第5話 ダイト男爵家
イッコとホリは事件を追ってとある屋敷を訪問していた。
その屋敷は中流貴族の邸宅だったが、先代の当主が急死したことによって長男が跡を継いだ。その長男は非常に優秀で、前当主よりも良い政治を行ったので民からは慕われていたが、身内からは疎まれていた。
そして兄である現当主は跡目を継ぐと、すぐさま自身のために闇の商売を始めたという噂だった。
「ハルキの奴、俺たちを使いやがって」
「まあそう言わないで。今の段階ではイレイサーは貴族屋敷には潜入できないでしょうからね」
「わかってる。しかし、この前は古物商をあたったと思ったら今度は闇商人かよ」
「あらあら、ホリさんにしては随分とやる気があるのね。何か気になることでもあるの?」
「別に。ただハルキに言われたからじゃねえ」
イッコは苦笑した。
「はいはい。それでは早速中に入りましょう」
二人は屋敷の中に入るとメイドに当主に取り次いでもらえるよう頼んだ。
すぐにメイドは確認に行き戻ってきて二人を案内した。そして案内された部屋に入ると男が一人座っていた。
「これはこれは。ようこそおいでくださいました」
その男は微笑んでそういった。ホリはその男をじっと見つめた。ホリはその男がただ者ではないと感じたからだ。

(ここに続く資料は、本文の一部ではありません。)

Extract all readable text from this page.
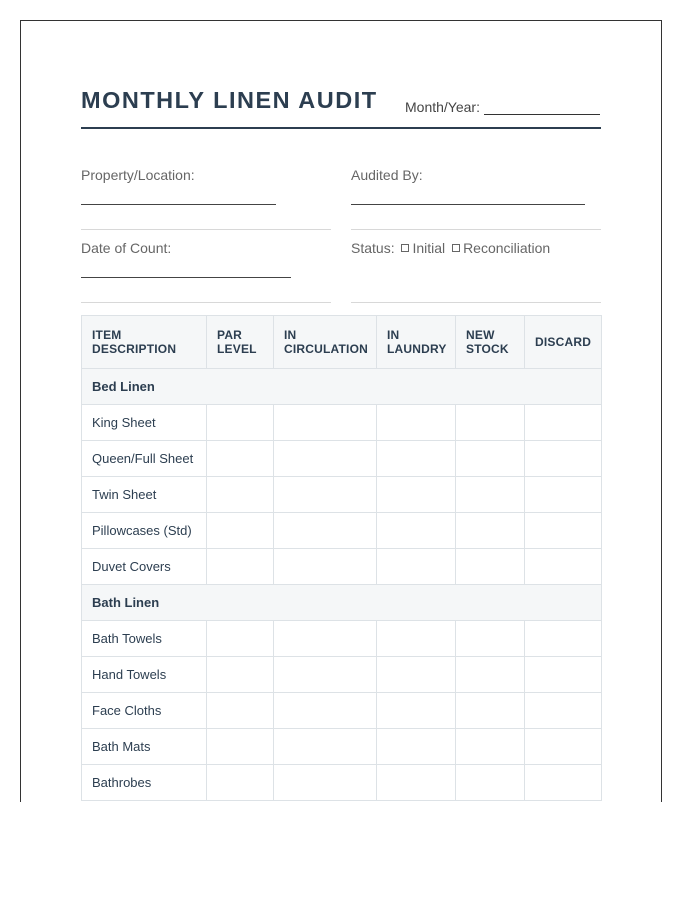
MONTHLY LINEN AUDIT Month/Year:
Property/Location:	Audited By:
Date of Count:	Status: Initial Reconciliation
ITEM DESCRIPTION	PAR LEVEL	IN CIRCULATION	IN LAUNDRY	NEW STOCK	DISCARD
Bed Linen					
King Sheet					
Queen/Full Sheet					
Twin Sheet					
Pillowcases (Std)					
Duvet Covers					
Bath Linen					
Bath Towels					
Hand Towels					
Face Cloths					
Bath Mats					
Bathrobes					
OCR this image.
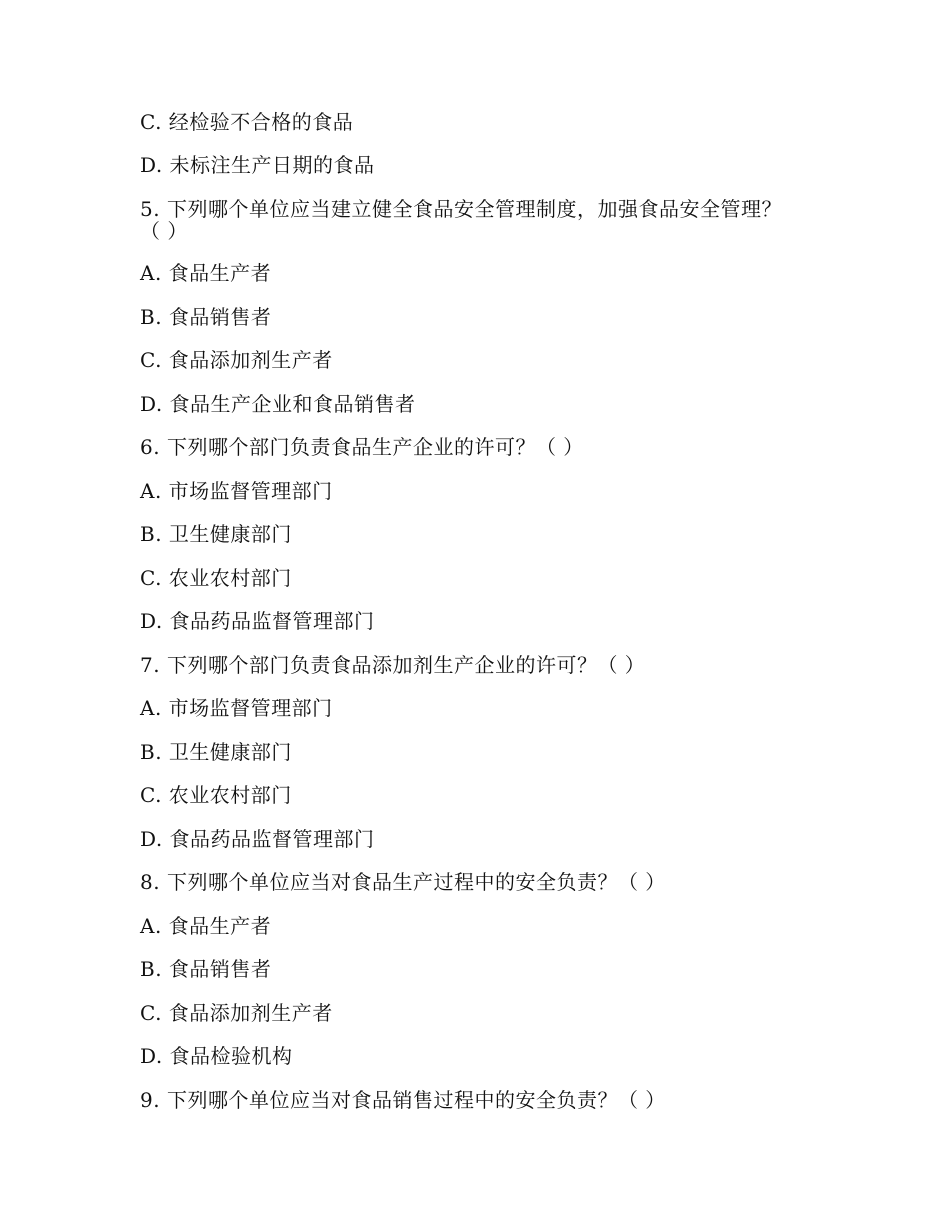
C. 经检验不合格的食品
D. 未标注生产日期的食品
5. 下列哪个单位应当建立健全食品安全管理制度，加强食品安全管理？（ ）
A. 食品生产者
B. 食品销售者
C. 食品添加剂生产者
D. 食品生产企业和食品销售者
6. 下列哪个部门负责食品生产企业的许可？（ ）
A. 市场监督管理部门
B. 卫生健康部门
C. 农业农村部门
D. 食品药品监督管理部门
7. 下列哪个部门负责食品添加剂生产企业的许可？（ ）
A. 市场监督管理部门
B. 卫生健康部门
C. 农业农村部门
D. 食品药品监督管理部门
8. 下列哪个单位应当对食品生产过程中的安全负责？（ ）
A. 食品生产者
B. 食品销售者
C. 食品添加剂生产者
D. 食品检验机构
9. 下列哪个单位应当对食品销售过程中的安全负责？（ ）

「初めまして、国家情報保安局、イッコと申します。こちらはホリと申します」
「ご丁寧に。私はダイトといいます」
ダイト男爵は銀髪に端正な顔つきをしていた。ホリはその顔にどこか見覚えがあるような気がしたが、それがどこだったか思い出すことができなかった。
「本日はどうしてもお伺いしたいことがあり、参上いたしました」
するとダイトは目を細めて言った。
「あの魔石の件でございますね」
ホリが驚く。
それはつまり、この男は例の魔石の真相を知っているということだ。一瞬緊張が走るがダイト男爵は何食わぬ顔で続ける。

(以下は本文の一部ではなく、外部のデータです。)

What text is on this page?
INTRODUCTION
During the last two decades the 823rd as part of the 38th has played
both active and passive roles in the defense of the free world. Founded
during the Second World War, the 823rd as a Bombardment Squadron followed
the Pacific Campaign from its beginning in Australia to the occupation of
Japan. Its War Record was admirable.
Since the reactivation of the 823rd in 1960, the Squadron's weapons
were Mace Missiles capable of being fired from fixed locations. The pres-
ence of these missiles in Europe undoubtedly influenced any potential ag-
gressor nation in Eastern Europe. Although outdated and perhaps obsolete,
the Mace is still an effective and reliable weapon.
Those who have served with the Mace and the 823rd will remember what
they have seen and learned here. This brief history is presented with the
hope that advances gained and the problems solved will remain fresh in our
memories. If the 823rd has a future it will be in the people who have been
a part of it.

「実は先日、当家から魔石のブローチが盗まれましてね」
ダイト男爵は続ける。
「あの魔石は当家に伝わる宝物でして、ちょうど三年前に盗まれたのですよ」
「さ、三年前ですか?」
イッコが驚いて尋ねる。
「はい。その頃、私はまだこの屋敷の当主ではございませんでしたから詳しいことはわからないのですが、その時の盗人の話はよく覚えているのですよ」
「そ、それはどの様な?」
ダイトは顔色を変えた。そして小声で二人に言った。
「実はね、ある犯罪組織が盗んだと噂されていたのです」
ダイトはそう言って立ち上がると窓から外を見る。そして二人に向き直ると真剣な表情で言うのだった。
「よろしければ一緒に来ていただけませんか?」
二人はダイト男爵とともに街外れの森に向かった。